Oyunun yazım tarihi MÖ 441’e tekabül etmektedir ve üçlemenin diğer iki kitabından önce yazılmıştır. Komedya mutlu sonla toplumsal sorunları alayla dile getirirken, tragedya acı, ölüm, felaket ve yıkımı konu alır. Bunların en tepesine ulaşmış olanlar ise Aiskhylos, Euripides ve Sophokles’tir. Aynı dönemi paylaştıkları için savaşlarla iç içe bir yaşantıları olmuş ve bu sorunları çok güzel bir şekilde dillendirme olanağı bulmuşlardır.

“Nefret etmek için değil, sevmek için yaratıldım.” (Alıntı)

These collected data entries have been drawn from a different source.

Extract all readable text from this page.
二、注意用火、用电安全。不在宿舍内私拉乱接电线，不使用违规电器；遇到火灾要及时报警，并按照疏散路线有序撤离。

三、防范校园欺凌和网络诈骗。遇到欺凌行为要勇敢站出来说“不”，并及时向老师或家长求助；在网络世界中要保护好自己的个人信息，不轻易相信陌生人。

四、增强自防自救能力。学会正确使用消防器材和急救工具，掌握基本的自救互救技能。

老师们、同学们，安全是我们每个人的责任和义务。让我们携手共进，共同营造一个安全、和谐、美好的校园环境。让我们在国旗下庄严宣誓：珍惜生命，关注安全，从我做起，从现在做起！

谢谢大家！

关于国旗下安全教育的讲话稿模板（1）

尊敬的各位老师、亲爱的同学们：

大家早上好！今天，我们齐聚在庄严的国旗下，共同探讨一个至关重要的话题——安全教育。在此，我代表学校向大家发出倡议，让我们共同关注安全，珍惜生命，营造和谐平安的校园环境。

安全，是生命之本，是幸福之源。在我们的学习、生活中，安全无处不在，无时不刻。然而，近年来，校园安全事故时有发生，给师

Mitolojiye göre Thebai kralı Laios, Pelops’un oğlu Khrysippos’a karşı ilgi duyar, onu kaçırır ve tecavüz eder. Bu yakışıksız ilişkiye çok kızan Pelops Laios’u lanetler. Kehanet ise Laios’un doğacak oğlu babasını öldürecek ve Laios’un karısı İokaste yani annesi ile evlenecekti. İokaste doğan çocuğunu öldürmek için saraydan birisine verir ve ormana bırakmasını ister. Ormana bırakılan Oidipus topuklarından delinip, bağlanılmış şekilde çoban tarafından bulunur ve çocukları olmayan Korinthos kralı Polybos ile karısı Priboia‘ya verilir. Zaman ilerleyip Oidipus büyüdükçe etrafındaki konuşmaları da algılamaya başlar ve hakkındaki kehaneti öğrenir. Öz bildiği anne babasına zarar vermekten kaçınan ve duyduğu bu kehaneti netleştirmek için ise Delphoi Tapınağı’nın yolunu tutar. Tesadüf odur ki yolda yürürken öz babası ve 4 muhafızıyla Thebai kralı olan Laios’a rastlar. Kimin yol vereceğini tartıştıkları bu hengâmede Oidipus bilmeden babası Laios ve muhafızları öldürür. Kehanetin birinci ayağı ise tamamlanmış olur.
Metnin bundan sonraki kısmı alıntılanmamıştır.